İsrail'in Tuzağa Düştüğü Proje: Sumud Flotilla
Öngöremediğimiz veya birçoğunun öngördükleri nedenlerden dolayı, İsrail'in "din sarhoşluğu" etkisiyle geri dönüşü olmayan, Ortadoğu'daki varlığını sonlandırmaya yönelik bir yola girmiş halde. İnsanlığın içinden süzülmüş, canını bir ceviz kabuğu kadar küçük bir gemiye yüklemiş, tüm sevenleri ve sevdikleriyle vedalaşmış bir grup insan, İsrail'in Gazze'ye uyguladığı tanımı ve tarifi olmayan dehşetin hakikatini duyurmak üzere ölüme, ateşe, pupa yelken koşmaktalar. Motivasyonları, Gazze özelinde insanlığı kurtarmak, insan onurunu kurtarmak, bütün dünyayı uyarıp, zulüm ve cinayet çarkını bertaraf etmek.
Görüldüğü kadarıyla İsrail tarafı bu irşat ve uyandırma gemilerini, hem de bütün dünyanın gözü üzerindeyken, bütün dünya GPS üzerinden, uydu üzerinden ve kahraman aktivistlerin canlı yayınları, açıklamaları yapılırken, gemilere ve içindekilere saldırı yapmayı düşünüyor, planlıyor.

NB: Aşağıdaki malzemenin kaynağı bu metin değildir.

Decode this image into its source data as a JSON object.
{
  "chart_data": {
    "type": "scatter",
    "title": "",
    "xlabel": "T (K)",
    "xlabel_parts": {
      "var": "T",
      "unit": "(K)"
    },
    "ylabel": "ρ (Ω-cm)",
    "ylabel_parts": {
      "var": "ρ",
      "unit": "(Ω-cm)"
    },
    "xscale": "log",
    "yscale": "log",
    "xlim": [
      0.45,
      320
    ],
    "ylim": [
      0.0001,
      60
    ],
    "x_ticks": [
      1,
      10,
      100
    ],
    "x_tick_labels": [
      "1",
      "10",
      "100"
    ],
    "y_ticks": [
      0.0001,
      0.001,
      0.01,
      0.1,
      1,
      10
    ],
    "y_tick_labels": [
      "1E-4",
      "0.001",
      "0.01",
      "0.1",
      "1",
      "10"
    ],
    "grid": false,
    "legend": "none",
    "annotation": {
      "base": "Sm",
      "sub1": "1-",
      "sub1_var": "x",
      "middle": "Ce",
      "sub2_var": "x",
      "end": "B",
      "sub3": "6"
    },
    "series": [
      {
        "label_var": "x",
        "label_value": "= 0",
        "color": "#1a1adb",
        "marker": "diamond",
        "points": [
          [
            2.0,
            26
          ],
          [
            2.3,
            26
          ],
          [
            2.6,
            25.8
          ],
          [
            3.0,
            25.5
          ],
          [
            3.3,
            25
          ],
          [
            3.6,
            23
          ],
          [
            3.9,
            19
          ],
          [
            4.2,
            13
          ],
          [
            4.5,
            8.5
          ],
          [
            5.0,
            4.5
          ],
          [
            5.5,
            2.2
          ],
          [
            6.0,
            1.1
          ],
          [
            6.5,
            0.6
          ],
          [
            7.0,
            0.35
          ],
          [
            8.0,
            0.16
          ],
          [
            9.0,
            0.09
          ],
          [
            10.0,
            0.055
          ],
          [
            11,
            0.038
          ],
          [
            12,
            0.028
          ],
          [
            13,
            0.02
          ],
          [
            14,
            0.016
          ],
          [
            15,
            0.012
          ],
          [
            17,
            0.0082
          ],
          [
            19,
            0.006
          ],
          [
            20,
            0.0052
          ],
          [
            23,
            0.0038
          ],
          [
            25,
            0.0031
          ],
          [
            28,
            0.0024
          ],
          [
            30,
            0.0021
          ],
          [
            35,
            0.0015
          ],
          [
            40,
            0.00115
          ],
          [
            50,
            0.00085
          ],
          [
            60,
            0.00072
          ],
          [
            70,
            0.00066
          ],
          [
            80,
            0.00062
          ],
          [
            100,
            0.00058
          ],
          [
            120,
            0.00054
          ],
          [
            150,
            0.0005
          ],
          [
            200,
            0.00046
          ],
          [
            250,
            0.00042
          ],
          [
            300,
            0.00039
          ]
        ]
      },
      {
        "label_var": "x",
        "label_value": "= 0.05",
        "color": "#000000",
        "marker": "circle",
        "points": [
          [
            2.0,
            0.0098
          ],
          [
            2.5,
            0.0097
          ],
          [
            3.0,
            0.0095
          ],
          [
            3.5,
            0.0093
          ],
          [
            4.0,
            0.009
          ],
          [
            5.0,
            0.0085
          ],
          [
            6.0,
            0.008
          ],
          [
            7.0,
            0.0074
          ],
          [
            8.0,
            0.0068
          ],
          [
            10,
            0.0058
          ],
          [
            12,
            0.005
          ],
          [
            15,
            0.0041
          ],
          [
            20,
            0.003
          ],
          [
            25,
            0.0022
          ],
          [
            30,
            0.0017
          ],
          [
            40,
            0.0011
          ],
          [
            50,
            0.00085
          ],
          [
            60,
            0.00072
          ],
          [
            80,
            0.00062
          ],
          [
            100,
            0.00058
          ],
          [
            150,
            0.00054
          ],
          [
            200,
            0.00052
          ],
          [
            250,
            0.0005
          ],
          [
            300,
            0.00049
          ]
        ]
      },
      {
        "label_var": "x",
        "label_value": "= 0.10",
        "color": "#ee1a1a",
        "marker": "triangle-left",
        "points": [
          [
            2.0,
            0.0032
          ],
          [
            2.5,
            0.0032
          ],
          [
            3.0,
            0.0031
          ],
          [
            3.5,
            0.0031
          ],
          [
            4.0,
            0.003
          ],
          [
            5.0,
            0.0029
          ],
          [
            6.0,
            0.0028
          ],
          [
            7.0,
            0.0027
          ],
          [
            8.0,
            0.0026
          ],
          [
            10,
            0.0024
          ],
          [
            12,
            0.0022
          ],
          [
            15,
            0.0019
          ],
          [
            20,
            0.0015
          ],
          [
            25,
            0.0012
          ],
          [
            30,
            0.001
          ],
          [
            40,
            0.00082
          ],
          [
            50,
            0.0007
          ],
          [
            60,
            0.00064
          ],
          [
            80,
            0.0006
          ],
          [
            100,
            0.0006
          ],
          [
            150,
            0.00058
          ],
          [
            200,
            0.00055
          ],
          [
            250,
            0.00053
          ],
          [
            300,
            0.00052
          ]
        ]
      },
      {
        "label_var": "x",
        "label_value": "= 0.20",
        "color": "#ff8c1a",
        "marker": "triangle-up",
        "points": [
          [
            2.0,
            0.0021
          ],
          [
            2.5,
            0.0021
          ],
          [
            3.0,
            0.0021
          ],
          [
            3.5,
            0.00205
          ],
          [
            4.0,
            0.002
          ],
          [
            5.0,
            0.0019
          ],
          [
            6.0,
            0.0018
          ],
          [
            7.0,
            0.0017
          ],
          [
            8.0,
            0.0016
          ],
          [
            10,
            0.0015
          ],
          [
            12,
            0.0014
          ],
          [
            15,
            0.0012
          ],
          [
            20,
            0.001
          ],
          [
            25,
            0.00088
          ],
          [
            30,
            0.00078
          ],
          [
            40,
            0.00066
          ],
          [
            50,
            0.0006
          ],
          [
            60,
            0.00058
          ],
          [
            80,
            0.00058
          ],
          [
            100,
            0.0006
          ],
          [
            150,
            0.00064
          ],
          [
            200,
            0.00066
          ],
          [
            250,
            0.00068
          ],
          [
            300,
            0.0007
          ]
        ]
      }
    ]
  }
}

Geçmiş zamanlarda bir rahip ile büyücünün hikâyesi anlatılır. Genç çocuk bazen rahibe, bazen büyücüye gider. Rahip çocuğa Allah'ın birliğini, o zamanki peygamberin Allah'ın resulü olduğu öğretisini anlatır. Büyücü ise büyü yapmayı ve şeytaniliği öğütler. Nihayetinde çocuk rahibin yolunda giderek artık herkese açıktan Allah'ın bir olduğunu, firavun veya eşdeğer kralın ilah olmadığını, rab olmadığını ilan eder. Kral bu çocuğun öldürülmesine emretse de bu bir türlü gerçekleşmez. Çocuk kral’a teklif eder: şehrin ortasına, herkesin görebileceği bir yere yüksekçe bir taht yapmasını ve kralın bizzat kendisinin ok atarak öldürmesini… Kendini ancak bu şekilde öldürebileceğini anlatır. Taht kurulur, kral eline oku alır, yayı gerer, çocuğun kendisine söylediği gibi: "Gencin rabbinin adıyla" diyerek oku atar. Ancak kral bunu kısık bir sesle söylediği için attığı ok gencin göğsüne çarpar ve yere düşer. Kral gence, kendisini kandırdığını, yalan söylediğini hiddetlenerek söyler. Genç, yüksek sesle herkesin duyacağı şekilde söylemesini ister. Kral aynı gencin dediği gibi yüksek sesle: "Gencin rabbinin adıyla!" diyerek oku atınca ok gencin kalbine saplanır ve orada şehit olur. Ancak halk arasında bir uğultu başlar, gencin öldürülememesi konusu herkesin dilindedir. Halk bunu duyunca, gencin rabbi anlattığı gibi gerçekmiş; kral zayıf ve yalancı bir rab, bir ilahmış. Bu, artık on binlerce insanın tasdik ettiği bir gerçek olunca, kralın da orada bir gücü kalmamış ve saltanatı yıkılıp gitmişti.
Evet, bu hikâye özeti aslında maksadımızı anlatmaktadır. İsrail ve yönetimi, dünyanın tüm medya gücünü kullansalar, binlerce film yapsalar, dizi yapsalar anlatamayacakları İsrail gerçeğini kendi elleriyle, kendi fiilleriyle net olarak ortaya koymuşlardır. Jiroskop gibi daima düz durmaya zorlayan bir alet gibi, insanların vicdanları doğru olanın, hak olanın yanında olma eğilimi taşır. Dünyanın her tarafında vicdanların isyan ettiği, her dilde ve her mezhepte ortak nefret edilen bir millet haline gelmesi, İsrail'in ve entelektüellerinin, din adamlarının ortak kararıydı.
Sonuç olarak, herkes geleceğini kendi eliyle hazırlıyor.